The second way to use Lean is to install and run it natively on your computer. The native version is much faster than the web version, and is more flexible in other ways, too. It comes with an Emacs mode that offers powerful support for writing and debugging proofs, and is much better suited for serious use.
This book is designed to teach you to develop and verify proofs in Lean. There are many aspects to this, some of which are not specific to Lean at all. To start with, we will explain the logical system that underlies Lean’s standard library, a system known as the Calculus of Inductive Constructions\cite{Coquand1988}, or CIC. The CIC is a version of dependent type theory that is powerful enough to prove almost any conventional mathematical theorem, and expressive enough to do it in a natural way. We will explain not only how to define mathematical objects and express mathematical assertions in the CIC, but also how to use CIC as a language for writing proofs. (Lean also supports work in an axiomatic framework for homotopy type theory, which we will discuss in a later chapter.)

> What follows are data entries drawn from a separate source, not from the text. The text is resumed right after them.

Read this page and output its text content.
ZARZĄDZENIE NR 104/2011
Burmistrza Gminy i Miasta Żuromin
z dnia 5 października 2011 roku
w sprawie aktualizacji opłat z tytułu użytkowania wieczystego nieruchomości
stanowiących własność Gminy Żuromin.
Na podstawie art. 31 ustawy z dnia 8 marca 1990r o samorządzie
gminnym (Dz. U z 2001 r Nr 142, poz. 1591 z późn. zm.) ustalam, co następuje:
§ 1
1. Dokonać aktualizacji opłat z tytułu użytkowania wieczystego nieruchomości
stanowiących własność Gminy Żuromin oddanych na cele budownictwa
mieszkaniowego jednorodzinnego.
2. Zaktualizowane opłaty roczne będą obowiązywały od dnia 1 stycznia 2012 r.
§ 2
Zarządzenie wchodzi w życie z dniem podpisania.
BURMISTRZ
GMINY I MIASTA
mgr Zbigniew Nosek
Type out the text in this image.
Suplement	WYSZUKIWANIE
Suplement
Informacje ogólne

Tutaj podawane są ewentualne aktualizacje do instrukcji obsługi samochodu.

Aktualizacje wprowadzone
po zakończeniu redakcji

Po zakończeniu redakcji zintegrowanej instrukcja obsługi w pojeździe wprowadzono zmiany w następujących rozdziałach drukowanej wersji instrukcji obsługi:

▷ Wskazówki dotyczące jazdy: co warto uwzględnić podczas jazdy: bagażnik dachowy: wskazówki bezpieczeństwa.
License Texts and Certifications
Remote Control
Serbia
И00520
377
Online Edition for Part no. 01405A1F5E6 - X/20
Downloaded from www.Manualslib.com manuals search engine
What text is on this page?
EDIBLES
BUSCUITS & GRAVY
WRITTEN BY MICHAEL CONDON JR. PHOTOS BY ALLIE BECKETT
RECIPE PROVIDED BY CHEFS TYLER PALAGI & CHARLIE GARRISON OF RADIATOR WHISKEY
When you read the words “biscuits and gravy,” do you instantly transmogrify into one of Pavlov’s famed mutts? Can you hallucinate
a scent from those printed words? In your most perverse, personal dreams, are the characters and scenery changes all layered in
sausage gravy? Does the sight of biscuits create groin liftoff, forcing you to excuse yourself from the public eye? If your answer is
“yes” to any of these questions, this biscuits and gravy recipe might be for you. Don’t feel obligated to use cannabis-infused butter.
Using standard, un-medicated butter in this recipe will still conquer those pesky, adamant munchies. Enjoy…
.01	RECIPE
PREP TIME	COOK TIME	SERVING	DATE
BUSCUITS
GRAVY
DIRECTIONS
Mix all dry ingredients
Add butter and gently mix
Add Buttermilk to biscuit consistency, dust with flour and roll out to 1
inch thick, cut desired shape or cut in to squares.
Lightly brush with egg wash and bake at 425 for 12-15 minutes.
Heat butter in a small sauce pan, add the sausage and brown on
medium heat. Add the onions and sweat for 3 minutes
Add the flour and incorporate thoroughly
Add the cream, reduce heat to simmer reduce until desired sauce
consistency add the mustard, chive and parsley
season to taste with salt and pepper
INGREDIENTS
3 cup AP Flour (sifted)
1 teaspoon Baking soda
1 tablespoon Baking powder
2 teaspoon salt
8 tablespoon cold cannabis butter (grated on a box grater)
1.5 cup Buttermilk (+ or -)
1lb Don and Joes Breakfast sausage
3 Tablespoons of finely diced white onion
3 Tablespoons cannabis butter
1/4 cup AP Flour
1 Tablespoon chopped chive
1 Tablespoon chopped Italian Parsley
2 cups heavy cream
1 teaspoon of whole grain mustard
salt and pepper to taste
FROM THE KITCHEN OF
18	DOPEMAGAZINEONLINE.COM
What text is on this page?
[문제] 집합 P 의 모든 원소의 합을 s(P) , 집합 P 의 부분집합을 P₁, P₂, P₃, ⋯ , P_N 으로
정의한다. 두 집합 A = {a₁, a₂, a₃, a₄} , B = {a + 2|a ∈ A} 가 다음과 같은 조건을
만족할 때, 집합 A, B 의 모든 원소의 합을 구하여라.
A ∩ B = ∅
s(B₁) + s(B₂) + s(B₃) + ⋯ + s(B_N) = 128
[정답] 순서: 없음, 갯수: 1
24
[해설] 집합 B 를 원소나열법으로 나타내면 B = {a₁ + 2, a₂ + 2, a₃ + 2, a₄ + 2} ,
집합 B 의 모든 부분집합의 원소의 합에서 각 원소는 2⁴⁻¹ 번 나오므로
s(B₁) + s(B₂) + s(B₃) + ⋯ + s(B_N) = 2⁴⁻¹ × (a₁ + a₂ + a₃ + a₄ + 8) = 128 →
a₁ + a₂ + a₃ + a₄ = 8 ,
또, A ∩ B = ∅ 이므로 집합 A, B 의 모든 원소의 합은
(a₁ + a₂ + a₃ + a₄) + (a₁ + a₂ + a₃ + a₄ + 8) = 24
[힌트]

Because fully detailed axiomatic proofs are so complicated, the challenge of theorem proving is to have the computer fill in as many of the details as possible. We will describe various methods to support this in dependent type theory. For example, we will discuss term rewriting, and Lean’s automated methods for simplifying terms and expressions automatically. Similarly, we will discuss methods of elaboration and type inference, which can be used to support flexible forms of algebraic reasoning.
Finally, of course, we will discuss features that are specific to Lean, including the language with which you can communicate with the system, and the mechanisms Lean offers for managing complex theories and data.
If you are reading this book within Lean’s online tutorial system, you will see a copy of the Lean editor at right, with an output buffer beneath it. At any point, you can type things into the editor, press the “play” button, and see Lean’s response. Notice that you can resize the various windows if you would like.
Throughout the text you will find examples of Lean code like the one below:
import logic
-- BEGIN
theorem and_commutative (p q : Prop) : p ∧ q → q ∧ p :=
assume Hpq : p ∧ q,
have Hp : p, from and.elim_left Hpq,
have Hq : q, from and.elim_right Hpq,
show q ∧ p, from and.intro Hq Hp
-- END
Once again, if you are reading the book online, you will see a button that reads “try it yourself.” Pressing the button copies the example into the Lean editor with enough surrounding context to make the example compile correctly, and then runs Lean. We recommend running the examples and experimenting with the code on your own as you work through the chapters that follow.